We propose the development and empirical evaluation of a software framework to log the lineage of spatially immersive visualization processes, with a particular emphasis on marine geosciences.

Data lineage (or provenance) describes the trace of actions and intermediate products throughout a scientific data processing workflow. It is meant to be an objective, reproducible protocol leading to, and ideally directly supporting, publications.

While the concept of data lineage is well established in information and computer science, it still is generally not well implemented in the field of visual data exploration (Callahan et al, 2006), which is criticized as being a volatile discipline without a quantifiable added value. On the other hand, visualization is a key facilitator of marine geosciences, where limited access to the seafloor through remote sensing, robots and submersibles results in sparse-dataset problems, and the personal bias in their interpretation is considerable (van Wijk, 2005). With the [ARENA2] visualization laboratory, the Kiel ocean science community has invested heavily in this field (Kwasnitschka, 2017).

With such a possibility for scientific visualization, the demand for a transparent, reproducible framework for the logging and publishing of ocean science visualization processes is considerable.

Aim

Such a Provenance Visualization and Management Tool (PVMT) or framework needs to be able to log users' interactions with a visualization application and itself visualize the interaction history e.g. as a graph or tree. From this history, past visualization states shall be retrievable and it shall be possible to re-apply these states to the visualization software at hand. This supports replicability and collaboration in visual analytics workflows because others can better follow thought processes and steps that were taken before arriving at a conclusion or epiphany.

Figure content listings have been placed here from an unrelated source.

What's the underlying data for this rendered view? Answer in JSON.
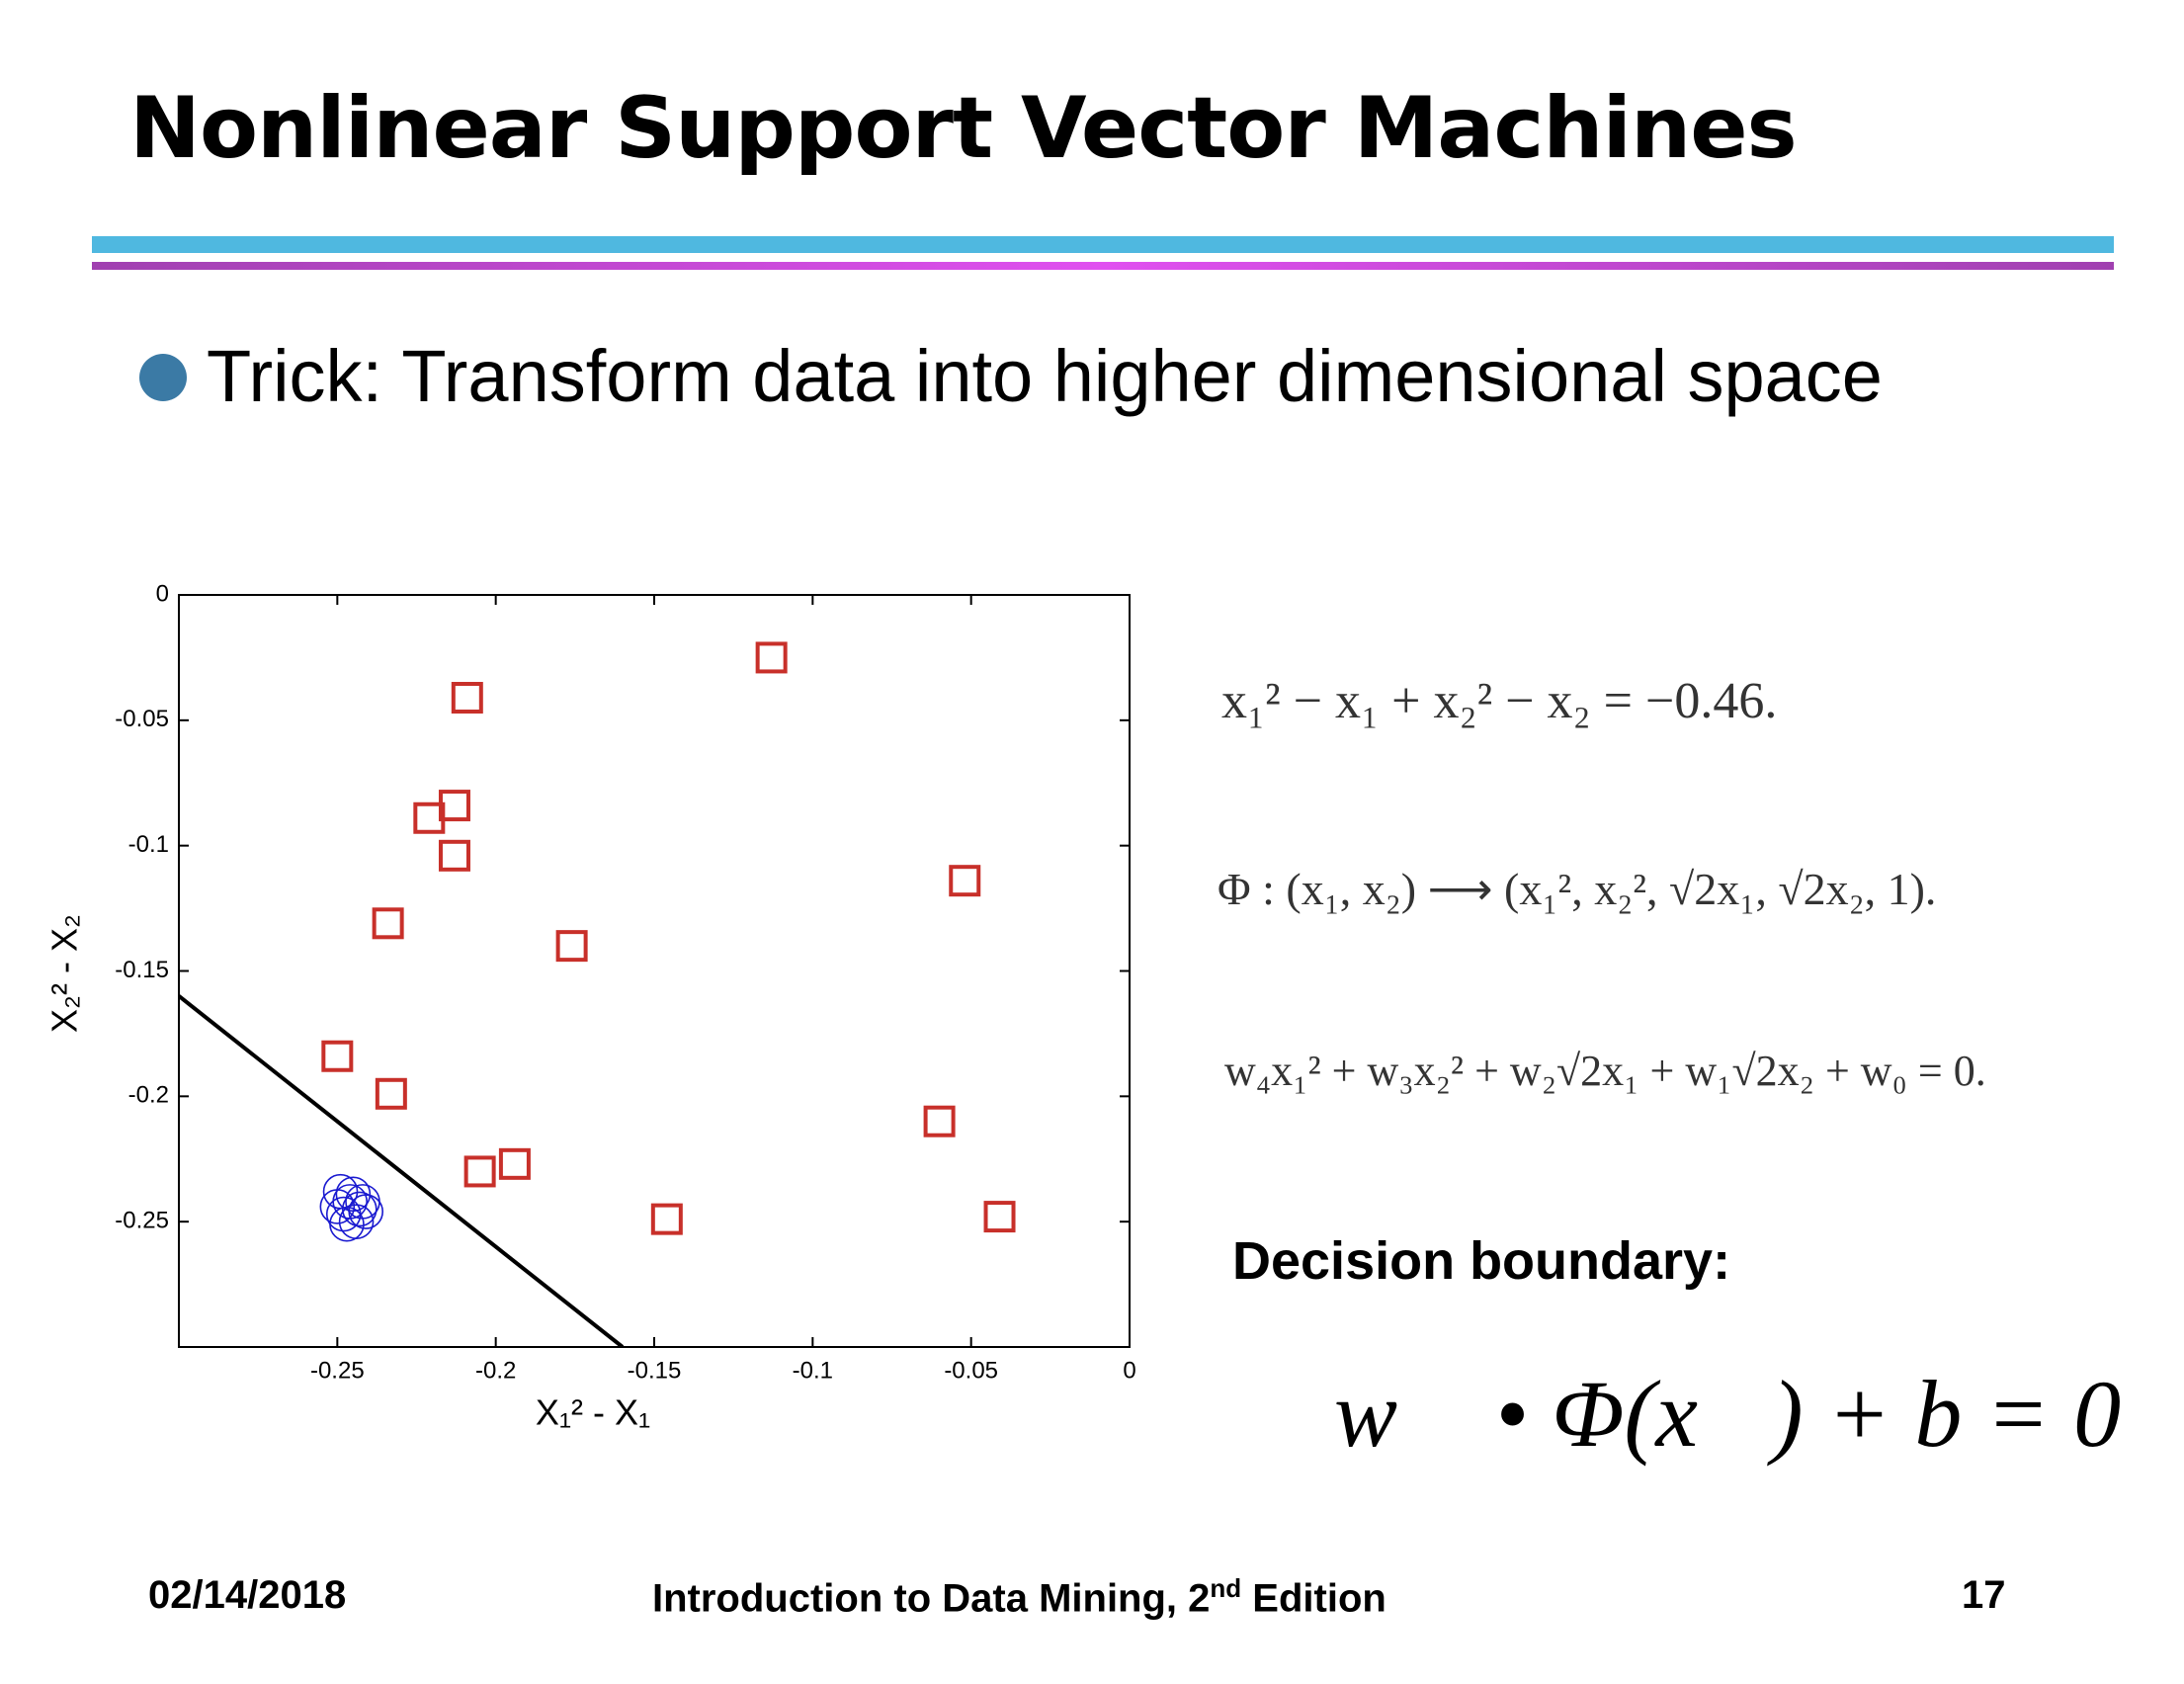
{
  "slide": {
    "title": "Nonlinear Support Vector Machines",
    "bullet": "Trick: Transform data into higher dimensional space",
    "equations": [
      "x₁² − x₁ + x₂² − x₂ = −0.46.",
      "Φ : (x₁, x₂) ⟶ (x₁², x₂², √2x₁, √2x₂, 1).",
      "w₄x₁² + w₃x₂² + w₂√2x₁ + w₁√2x₂ + w₀ = 0."
    ],
    "decision_label": "Decision boundary:",
    "decision_formula": "w⃗ • Φ(x⃗) + b = 0",
    "footer": {
      "date": "02/14/2018",
      "course": "Introduction to Data Mining, 2",
      "course_sup": "nd",
      "course_end": " Edition",
      "page": "17"
    }
  },
  "chart_data": {
    "type": "scatter",
    "x_label": "X₁² - X₁",
    "y_label": "X₂² - X₂",
    "xlim": [
      -0.3,
      0
    ],
    "ylim": [
      -0.3,
      0
    ],
    "xticks": [
      -0.25,
      -0.2,
      -0.15,
      -0.1,
      -0.05,
      0
    ],
    "yticks": [
      0,
      -0.05,
      -0.1,
      -0.15,
      -0.2,
      -0.25
    ],
    "series": [
      {
        "marker": "square",
        "color": "#c8302a",
        "x": [
          -0.113,
          -0.209,
          -0.213,
          -0.221,
          -0.213,
          -0.234,
          -0.176,
          -0.052,
          -0.25,
          -0.233,
          -0.205,
          -0.194,
          -0.146,
          -0.06,
          -0.041
        ],
        "y": [
          -0.025,
          -0.041,
          -0.084,
          -0.089,
          -0.104,
          -0.131,
          -0.14,
          -0.114,
          -0.184,
          -0.199,
          -0.23,
          -0.227,
          -0.249,
          -0.21,
          -0.248
        ]
      },
      {
        "marker": "circle",
        "color": "#1a1ad0",
        "x": [
          -0.249,
          -0.246,
          -0.243,
          -0.248,
          -0.244,
          -0.241,
          -0.25,
          -0.245,
          -0.247,
          -0.242
        ],
        "y": [
          -0.238,
          -0.242,
          -0.245,
          -0.247,
          -0.25,
          -0.246,
          -0.244,
          -0.239,
          -0.251,
          -0.242
        ]
      },
      {
        "marker": "line",
        "color": "#000000",
        "x": [
          -0.3,
          -0.16
        ],
        "y": [
          -0.16,
          -0.3
        ]
      }
    ]
  }
}
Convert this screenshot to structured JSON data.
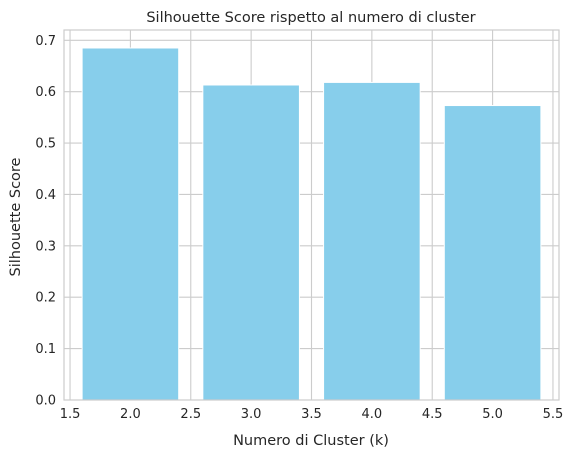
{
  "chart_data": {
    "type": "bar",
    "title": "Silhouette Score rispetto al numero di cluster",
    "xlabel": "Numero di Cluster (k)",
    "ylabel": "Silhouette Score",
    "x": [
      2,
      3,
      4,
      5
    ],
    "values": [
      0.685,
      0.613,
      0.618,
      0.573
    ],
    "bar_width": 0.8,
    "xlim": [
      1.45,
      5.55
    ],
    "ylim": [
      0,
      0.72
    ],
    "xticks": [
      "1.5",
      "2.0",
      "2.5",
      "3.0",
      "3.5",
      "4.0",
      "4.5",
      "5.0",
      "5.5"
    ],
    "yticks": [
      "0.0",
      "0.1",
      "0.2",
      "0.3",
      "0.4",
      "0.5",
      "0.6",
      "0.7"
    ],
    "grid": true,
    "colors": {
      "bar": "#87ceeb",
      "grid": "#cccccc",
      "spine": "#cccccc",
      "text": "#262626",
      "background": "#ffffff"
    }
  }
}
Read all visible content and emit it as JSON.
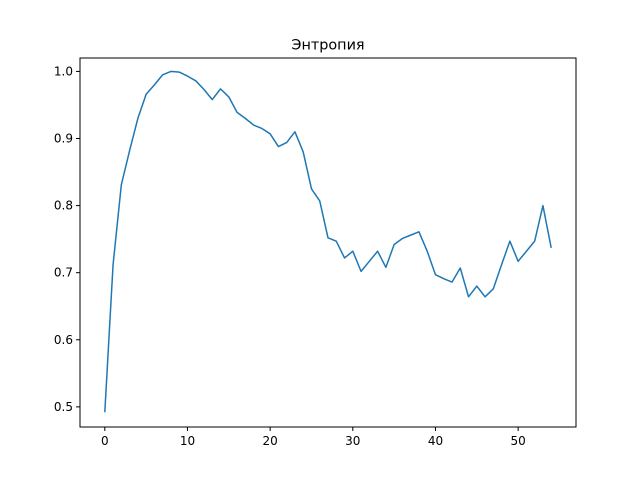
{
  "chart_data": {
    "type": "line",
    "title": "Энтропия",
    "xlabel": "",
    "ylabel": "",
    "xlim": [
      -3,
      57
    ],
    "ylim": [
      0.47,
      1.02
    ],
    "xticks": [
      0,
      10,
      20,
      30,
      40,
      50
    ],
    "yticks": [
      0.5,
      0.6,
      0.7,
      0.8,
      0.9,
      1.0
    ],
    "xtick_labels": [
      "0",
      "10",
      "20",
      "30",
      "40",
      "50"
    ],
    "ytick_labels": [
      "0.5",
      "0.6",
      "0.7",
      "0.8",
      "0.9",
      "1.0"
    ],
    "grid": false,
    "series": [
      {
        "color": "#1f77b4",
        "x": [
          0,
          1,
          2,
          3,
          4,
          5,
          6,
          7,
          8,
          9,
          10,
          11,
          12,
          13,
          14,
          15,
          16,
          17,
          18,
          19,
          20,
          21,
          22,
          23,
          24,
          25,
          26,
          27,
          28,
          29,
          30,
          31,
          32,
          33,
          34,
          35,
          36,
          37,
          38,
          39,
          40,
          41,
          42,
          43,
          44,
          45,
          46,
          47,
          48,
          49,
          50,
          51,
          52,
          53,
          54
        ],
        "values": [
          0.492,
          0.712,
          0.831,
          0.882,
          0.93,
          0.966,
          0.98,
          0.995,
          1.0,
          0.999,
          0.993,
          0.986,
          0.973,
          0.958,
          0.974,
          0.962,
          0.939,
          0.93,
          0.92,
          0.915,
          0.907,
          0.888,
          0.894,
          0.91,
          0.88,
          0.825,
          0.807,
          0.752,
          0.747,
          0.722,
          0.732,
          0.702,
          0.717,
          0.732,
          0.708,
          0.742,
          0.751,
          0.756,
          0.761,
          0.732,
          0.697,
          0.691,
          0.686,
          0.707,
          0.664,
          0.68,
          0.664,
          0.676,
          0.712,
          0.747,
          0.717,
          0.732,
          0.747,
          0.8,
          0.737
        ]
      }
    ]
  }
}
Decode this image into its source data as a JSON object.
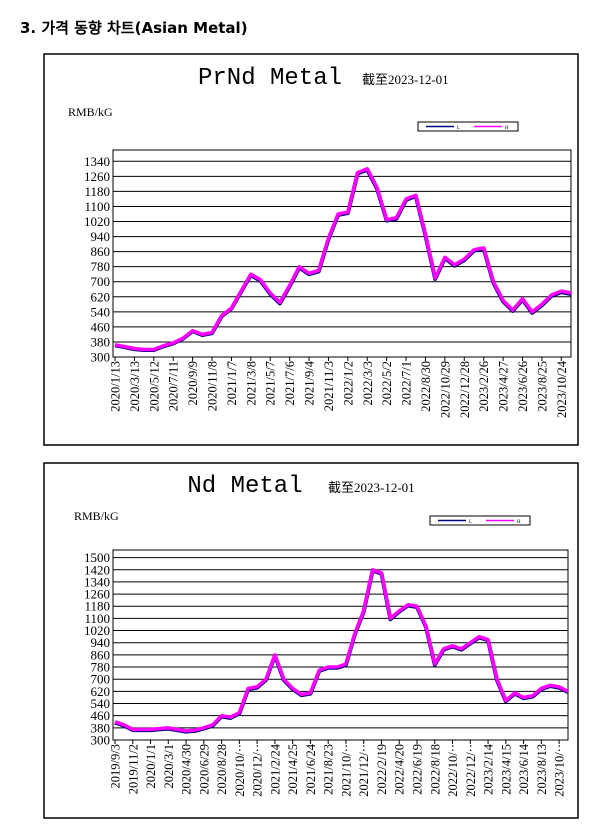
{
  "heading": "3. 가격 동향 차트(Asian Metal)",
  "chart_data": [
    {
      "type": "line",
      "title": "PrNd Metal",
      "subtitle": "截至2023-12-01",
      "y_label": "RMB/kG",
      "categories": [
        "2020/1/13",
        null,
        "2020/3/13",
        null,
        "2020/5/12",
        null,
        "2020/7/11",
        null,
        "2020/9/9",
        null,
        "2020/11/8",
        null,
        "2021/1/7",
        null,
        "2021/3/8",
        null,
        "2021/5/7",
        null,
        "2021/7/6",
        null,
        "2021/9/4",
        null,
        "2021/11/3",
        null,
        "2022/1/2",
        null,
        "2022/3/3",
        null,
        "2022/5/2",
        null,
        "2022/7/1",
        null,
        "2022/8/30",
        null,
        "2022/10/29",
        null,
        "2022/12/28",
        null,
        "2023/2/26",
        null,
        "2023/4/27",
        null,
        "2023/6/26",
        null,
        "2023/8/25",
        null,
        "2023/10/24",
        null
      ],
      "series": [
        {
          "name": "L",
          "color": "#000080",
          "values": [
            362,
            352,
            342,
            337,
            337,
            357,
            372,
            397,
            437,
            417,
            427,
            517,
            557,
            647,
            735,
            705,
            635,
            585,
            675,
            775,
            740,
            755,
            925,
            1055,
            1065,
            1275,
            1295,
            1195,
            1025,
            1035,
            1135,
            1155,
            945,
            715,
            825,
            785,
            815,
            865,
            875,
            695,
            595,
            545,
            605,
            535,
            575,
            625,
            645,
            635
          ]
        },
        {
          "name": "H",
          "color": "#ff00ff",
          "values": [
            365,
            355,
            345,
            340,
            340,
            360,
            375,
            400,
            440,
            420,
            430,
            520,
            560,
            650,
            740,
            710,
            640,
            590,
            680,
            780,
            745,
            760,
            930,
            1060,
            1070,
            1280,
            1300,
            1200,
            1030,
            1040,
            1140,
            1160,
            950,
            720,
            830,
            790,
            820,
            870,
            880,
            700,
            600,
            550,
            610,
            540,
            580,
            630,
            650,
            640
          ]
        }
      ],
      "ylim": [
        300,
        1400
      ],
      "yticks": [
        300,
        380,
        460,
        540,
        620,
        700,
        780,
        860,
        940,
        1020,
        1100,
        1180,
        1260,
        1340
      ],
      "grid": true,
      "legend": "upper right"
    },
    {
      "type": "line",
      "title": "Nd Metal",
      "subtitle": "截至2023-12-01",
      "y_label": "RMB/kG",
      "categories": [
        "2019/9/3",
        null,
        "2019/11/2",
        null,
        "2020/1/1",
        null,
        "2020/3/1",
        null,
        "2020/4/30",
        null,
        "2020/6/29",
        null,
        "2020/8/28",
        null,
        "2020/10/··",
        null,
        "2020/12/··",
        null,
        "2021/2/24",
        null,
        "2021/4/25",
        null,
        "2021/6/24",
        null,
        "2021/8/23",
        null,
        "2021/10/··",
        null,
        "2021/12/··",
        null,
        "2022/2/19",
        null,
        "2022/4/20",
        null,
        "2022/6/19",
        null,
        "2022/8/18",
        null,
        "2022/10/··",
        null,
        "2022/12/··",
        null,
        "2023/2/14",
        null,
        "2023/4/15",
        null,
        "2023/6/14",
        null,
        "2023/8/13",
        null,
        "2023/10/··",
        null
      ],
      "series": [
        {
          "name": "L",
          "color": "#000080",
          "values": [
            415,
            395,
            365,
            365,
            365,
            370,
            375,
            365,
            355,
            360,
            375,
            395,
            455,
            445,
            475,
            635,
            645,
            695,
            855,
            695,
            635,
            595,
            605,
            755,
            775,
            775,
            795,
            995,
            1145,
            1415,
            1395,
            1095,
            1145,
            1185,
            1175,
            1045,
            795,
            895,
            915,
            895,
            935,
            975,
            955,
            695,
            555,
            605,
            575,
            585,
            635,
            655,
            645,
            615
          ]
        },
        {
          "name": "H",
          "color": "#ff00ff",
          "values": [
            420,
            400,
            370,
            370,
            370,
            375,
            380,
            370,
            360,
            365,
            380,
            400,
            460,
            450,
            480,
            640,
            650,
            700,
            860,
            700,
            640,
            600,
            610,
            760,
            780,
            780,
            800,
            1000,
            1150,
            1420,
            1400,
            1100,
            1150,
            1190,
            1180,
            1050,
            800,
            900,
            920,
            900,
            940,
            980,
            960,
            700,
            560,
            610,
            580,
            590,
            640,
            660,
            650,
            620
          ]
        }
      ],
      "ylim": [
        300,
        1550
      ],
      "yticks": [
        300,
        380,
        460,
        540,
        620,
        700,
        780,
        860,
        940,
        1020,
        1100,
        1180,
        1260,
        1340,
        1420,
        1500
      ],
      "grid": true,
      "legend": "upper right"
    }
  ]
}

The PVMT shall support the development of parallel, alternative “what-if” processing scenarios (branching) and be generally applicable to a wide range of scientific data processing workflows. Initially, however, it will focus on a set of applications available in the ARENA2.

As the framework is developed with the support for domain scientists in mind, its evaluation is set to be done through user studies involving scientific professionals and students.

Initial Tasks

1. Identification of provenance artifacts in immersive data visualization/visual analytics workflows

2. Implementation of a provenance visualization and management tool/framework

3. Evaluation of this tool/framework in user studies

References

  • Callahan, Steven P., Juliana Freire, Emanuele Santos, Carlos Eduardo Scheidegger, Cláudio T. Silva, and Huy T. Vo. 2006. “VisTrails: Visualization Meets Data Management.” In SIGMOD Conference, edited by Surajit Chaudhuri, Vagelis Hristidis, and Neoklis Polyzotis, 745–47. ACM. doi:10.1145/1142473.1142574.
  • Kwasnitschka, Tom. 2017. “Planetariums—Not Just for Kids.” Nature News 544 (7651): 395. doi:10.1038/544395a.
  • Stitz, Holger, Samuel Gratzl, Harald Piringer, Thomas Zichner, and Marc Streit. 2018. “KnowledgePearls: Provenance-Based Visualization Retrieval.” IEEE Transactions on Visualization and Computer Graphics (VAST ’18) 25 (1): 120–30. doi:10.1109/TVCG.2018.2865024.
  • Wijk, Jarke J. van. 2005. “The Value of Visualization.” In IEEE Visualization, 79–86. IEEE Computer Society. doi:10.1109/VISUAL.2005.1532781.